# Frio Húmido Vs Frio Seco



## Z13 (5 Dez 2010 às 22:43)

Gostava de lançar aqui uma discussão!

Eu sempre achei que a sensação de frio era dada pela temperatura e pelo vento. Quando está muito vento, mesmo no verão, faz frio! No inverno faz muito frio!

Contudo já ouvi muitas vezes comentar que o frio do Porto (como exemplo) é pior que o frio de Bragança porque o Porto é mais húmido.. Se assim o dizem!!!!

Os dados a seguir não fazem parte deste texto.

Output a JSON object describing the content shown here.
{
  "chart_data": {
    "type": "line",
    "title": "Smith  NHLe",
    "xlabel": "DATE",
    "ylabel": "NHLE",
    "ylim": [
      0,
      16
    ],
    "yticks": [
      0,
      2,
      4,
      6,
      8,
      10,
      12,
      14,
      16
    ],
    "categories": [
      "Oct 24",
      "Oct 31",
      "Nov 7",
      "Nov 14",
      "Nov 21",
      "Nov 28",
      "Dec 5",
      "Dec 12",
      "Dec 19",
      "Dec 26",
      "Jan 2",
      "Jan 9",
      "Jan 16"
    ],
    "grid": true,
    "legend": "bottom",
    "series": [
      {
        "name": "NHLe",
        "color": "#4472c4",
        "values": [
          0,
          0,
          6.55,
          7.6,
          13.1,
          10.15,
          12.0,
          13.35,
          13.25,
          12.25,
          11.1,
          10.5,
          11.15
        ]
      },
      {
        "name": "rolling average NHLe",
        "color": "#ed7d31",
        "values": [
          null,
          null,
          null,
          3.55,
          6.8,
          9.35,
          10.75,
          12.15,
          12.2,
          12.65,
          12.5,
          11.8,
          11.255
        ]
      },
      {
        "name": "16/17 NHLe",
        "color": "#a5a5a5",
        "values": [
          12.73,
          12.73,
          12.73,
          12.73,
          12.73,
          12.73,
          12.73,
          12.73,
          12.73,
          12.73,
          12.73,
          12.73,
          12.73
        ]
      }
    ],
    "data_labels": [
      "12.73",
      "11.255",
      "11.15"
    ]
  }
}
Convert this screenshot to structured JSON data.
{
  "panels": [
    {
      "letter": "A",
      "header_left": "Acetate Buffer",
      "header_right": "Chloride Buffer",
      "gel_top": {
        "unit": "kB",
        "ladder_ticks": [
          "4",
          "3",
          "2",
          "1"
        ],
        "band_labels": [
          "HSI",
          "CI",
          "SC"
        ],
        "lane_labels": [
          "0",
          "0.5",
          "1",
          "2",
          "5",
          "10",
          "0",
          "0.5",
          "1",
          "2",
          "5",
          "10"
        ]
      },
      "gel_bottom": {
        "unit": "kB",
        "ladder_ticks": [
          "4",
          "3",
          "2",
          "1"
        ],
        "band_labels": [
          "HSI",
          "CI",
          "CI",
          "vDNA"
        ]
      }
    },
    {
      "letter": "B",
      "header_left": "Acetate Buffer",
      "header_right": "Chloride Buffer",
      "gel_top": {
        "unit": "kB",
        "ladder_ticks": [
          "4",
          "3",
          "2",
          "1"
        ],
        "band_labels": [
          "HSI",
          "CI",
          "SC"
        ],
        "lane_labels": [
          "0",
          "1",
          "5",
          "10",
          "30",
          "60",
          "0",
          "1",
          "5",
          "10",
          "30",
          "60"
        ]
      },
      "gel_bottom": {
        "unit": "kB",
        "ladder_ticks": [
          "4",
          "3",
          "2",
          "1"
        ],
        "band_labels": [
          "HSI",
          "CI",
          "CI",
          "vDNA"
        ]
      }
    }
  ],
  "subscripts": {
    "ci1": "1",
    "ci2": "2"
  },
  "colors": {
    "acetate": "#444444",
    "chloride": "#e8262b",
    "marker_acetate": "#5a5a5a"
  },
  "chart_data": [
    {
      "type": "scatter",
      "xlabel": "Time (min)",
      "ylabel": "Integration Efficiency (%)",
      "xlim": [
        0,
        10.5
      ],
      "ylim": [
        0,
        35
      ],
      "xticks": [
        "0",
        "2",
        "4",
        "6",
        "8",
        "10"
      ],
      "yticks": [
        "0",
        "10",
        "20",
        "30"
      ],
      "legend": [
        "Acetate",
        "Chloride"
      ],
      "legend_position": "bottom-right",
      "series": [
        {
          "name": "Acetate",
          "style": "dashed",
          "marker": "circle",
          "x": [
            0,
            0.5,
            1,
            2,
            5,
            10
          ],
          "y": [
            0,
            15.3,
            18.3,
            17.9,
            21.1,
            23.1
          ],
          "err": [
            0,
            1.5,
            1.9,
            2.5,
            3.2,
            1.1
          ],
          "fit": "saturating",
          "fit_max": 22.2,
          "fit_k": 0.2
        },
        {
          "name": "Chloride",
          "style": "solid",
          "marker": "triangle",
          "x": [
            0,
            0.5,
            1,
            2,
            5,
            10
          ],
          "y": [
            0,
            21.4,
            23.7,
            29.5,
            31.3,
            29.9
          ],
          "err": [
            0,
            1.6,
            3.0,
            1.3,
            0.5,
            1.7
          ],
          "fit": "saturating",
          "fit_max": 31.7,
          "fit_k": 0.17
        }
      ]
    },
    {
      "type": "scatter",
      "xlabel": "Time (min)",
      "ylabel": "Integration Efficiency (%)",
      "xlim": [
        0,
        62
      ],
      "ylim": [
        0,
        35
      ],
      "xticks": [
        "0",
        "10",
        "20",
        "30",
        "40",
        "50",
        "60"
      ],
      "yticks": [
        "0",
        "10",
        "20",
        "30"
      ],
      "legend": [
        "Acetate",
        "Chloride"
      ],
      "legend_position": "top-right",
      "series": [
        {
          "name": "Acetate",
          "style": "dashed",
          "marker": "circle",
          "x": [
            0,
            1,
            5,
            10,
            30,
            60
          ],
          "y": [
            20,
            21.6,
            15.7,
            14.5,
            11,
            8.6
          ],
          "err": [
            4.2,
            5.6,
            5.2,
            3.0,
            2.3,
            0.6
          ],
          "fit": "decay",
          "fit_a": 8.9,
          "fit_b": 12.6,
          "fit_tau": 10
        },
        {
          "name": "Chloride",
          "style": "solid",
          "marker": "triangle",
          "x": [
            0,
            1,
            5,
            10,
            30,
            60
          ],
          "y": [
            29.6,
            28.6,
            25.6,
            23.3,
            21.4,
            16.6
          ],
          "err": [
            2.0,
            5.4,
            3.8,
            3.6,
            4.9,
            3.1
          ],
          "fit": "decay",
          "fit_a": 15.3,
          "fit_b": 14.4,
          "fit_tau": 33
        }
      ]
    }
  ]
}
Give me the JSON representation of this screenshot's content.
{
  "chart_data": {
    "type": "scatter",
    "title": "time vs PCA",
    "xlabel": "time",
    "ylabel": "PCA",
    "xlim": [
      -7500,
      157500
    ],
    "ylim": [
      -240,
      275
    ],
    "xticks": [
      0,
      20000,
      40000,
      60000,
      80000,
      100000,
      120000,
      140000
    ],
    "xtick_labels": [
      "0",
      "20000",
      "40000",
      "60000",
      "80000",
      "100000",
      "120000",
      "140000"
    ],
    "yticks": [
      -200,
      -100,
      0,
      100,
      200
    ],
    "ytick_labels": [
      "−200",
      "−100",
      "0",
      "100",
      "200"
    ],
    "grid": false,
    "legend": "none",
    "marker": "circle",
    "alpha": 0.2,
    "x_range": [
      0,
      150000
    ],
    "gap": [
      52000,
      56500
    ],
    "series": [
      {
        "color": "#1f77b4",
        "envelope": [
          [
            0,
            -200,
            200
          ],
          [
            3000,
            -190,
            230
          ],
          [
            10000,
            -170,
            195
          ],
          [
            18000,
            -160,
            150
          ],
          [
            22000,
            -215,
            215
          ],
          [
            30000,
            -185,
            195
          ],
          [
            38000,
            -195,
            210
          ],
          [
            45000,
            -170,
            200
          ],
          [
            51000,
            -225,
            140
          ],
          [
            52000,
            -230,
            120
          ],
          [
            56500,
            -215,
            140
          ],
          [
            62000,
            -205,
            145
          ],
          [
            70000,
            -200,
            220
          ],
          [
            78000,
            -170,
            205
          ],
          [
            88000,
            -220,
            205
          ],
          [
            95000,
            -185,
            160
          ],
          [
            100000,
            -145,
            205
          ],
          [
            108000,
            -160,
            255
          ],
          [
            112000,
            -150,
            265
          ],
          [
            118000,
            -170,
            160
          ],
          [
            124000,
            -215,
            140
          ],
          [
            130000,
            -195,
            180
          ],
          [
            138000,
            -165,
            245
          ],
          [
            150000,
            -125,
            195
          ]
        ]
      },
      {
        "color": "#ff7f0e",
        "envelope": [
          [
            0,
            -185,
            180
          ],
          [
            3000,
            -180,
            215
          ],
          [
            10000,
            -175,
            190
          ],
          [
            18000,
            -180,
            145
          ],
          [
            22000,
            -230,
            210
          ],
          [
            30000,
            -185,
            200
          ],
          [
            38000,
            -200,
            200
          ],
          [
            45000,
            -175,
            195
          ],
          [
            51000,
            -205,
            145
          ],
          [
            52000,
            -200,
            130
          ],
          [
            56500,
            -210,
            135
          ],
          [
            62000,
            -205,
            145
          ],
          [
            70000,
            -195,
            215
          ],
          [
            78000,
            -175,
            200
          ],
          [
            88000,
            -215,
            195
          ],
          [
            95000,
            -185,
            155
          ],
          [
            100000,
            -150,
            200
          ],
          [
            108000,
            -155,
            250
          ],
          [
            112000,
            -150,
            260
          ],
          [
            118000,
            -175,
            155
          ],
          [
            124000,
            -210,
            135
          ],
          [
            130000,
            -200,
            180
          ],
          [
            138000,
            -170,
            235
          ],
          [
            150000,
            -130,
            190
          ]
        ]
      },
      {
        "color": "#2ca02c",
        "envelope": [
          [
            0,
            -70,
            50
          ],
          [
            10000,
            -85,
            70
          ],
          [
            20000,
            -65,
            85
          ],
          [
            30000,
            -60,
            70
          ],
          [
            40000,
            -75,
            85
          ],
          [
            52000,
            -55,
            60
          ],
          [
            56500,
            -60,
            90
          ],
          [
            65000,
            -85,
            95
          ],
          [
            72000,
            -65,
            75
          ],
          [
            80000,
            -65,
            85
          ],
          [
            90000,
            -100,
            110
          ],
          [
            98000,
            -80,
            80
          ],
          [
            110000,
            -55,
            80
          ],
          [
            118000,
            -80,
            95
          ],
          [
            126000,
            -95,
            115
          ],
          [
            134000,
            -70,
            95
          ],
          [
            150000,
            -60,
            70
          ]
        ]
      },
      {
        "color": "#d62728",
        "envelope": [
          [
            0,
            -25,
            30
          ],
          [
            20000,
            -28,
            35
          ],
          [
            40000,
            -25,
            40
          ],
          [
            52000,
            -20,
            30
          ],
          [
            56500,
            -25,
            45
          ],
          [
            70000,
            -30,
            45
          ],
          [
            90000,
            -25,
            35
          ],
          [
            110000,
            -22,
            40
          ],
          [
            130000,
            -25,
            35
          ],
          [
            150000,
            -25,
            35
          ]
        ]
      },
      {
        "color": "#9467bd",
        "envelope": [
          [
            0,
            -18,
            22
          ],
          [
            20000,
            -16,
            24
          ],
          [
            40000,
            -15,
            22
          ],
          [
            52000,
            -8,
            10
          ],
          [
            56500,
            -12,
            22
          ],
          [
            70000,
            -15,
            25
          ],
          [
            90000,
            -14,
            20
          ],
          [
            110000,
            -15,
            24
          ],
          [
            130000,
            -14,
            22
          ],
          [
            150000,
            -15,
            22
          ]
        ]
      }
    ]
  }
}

Esta semana tive aqui na cidade dias com temperaturas máximas na ordem dos 4ºC e com HR de 45% e pareceram-me até mais frios (porque tiveram mais vento) do que o dia de hoje, que teve uma temperatura de 3ºC/4ºC e uma HR de 98% durante todo o dia, mas pouco ou nenhum vento...

Aceito comentários!


----------



## Aristocrata (5 Dez 2010 às 22:54)

Z13 disse:


> Gostava de lançar aqui uma discussão!
> 
> Aceito comentários!



Cá vai o meu...
Nem todos somos iguais, e todos temos uma percepção psicológica e fisiológica diferente relativamente à sensação térmica.
É um tema complicado e não acredito em consensos aqui.

Tenho colegas transmontanos. Todos eles sem excepção dizem que o frio desta zona do Vale do Sousa é pior do que o frio de Trás-os-Montes.
Dizem eles que o frio nesta região é mais húmido e mais desagradável do que o frio seco transmontano.

Nos passeios que vou fazendo noto diferenças na sensação térmica  em condições de céu limpo e sem nevoeiro - é de facto mais agradável o frio transmontano.
Mas também é um facto que quando o frio em Trás-os-Montes traz nevoeiro\sincelo é brutal para quem não está habituado a ele.
Mesmo o frio com ventos mais fortes de E\NE é maior em Trás-os-Montes - o windchill é mais marcado por aí...


----------



## stormy (5 Dez 2010 às 23:06)

Z13 disse:


> Gostava de lançar aqui uma discussão!
> 
> Eu sempre achei que a sensação de frio era dada pela temperatura e pelo vento. Quando está muito vento, mesmo no verão, faz frio! No inverno faz muito frio!
> 
> ...



O vento reduz a sensação térmica.
A humidade, quanto maior, mais acentua a sensação de calor.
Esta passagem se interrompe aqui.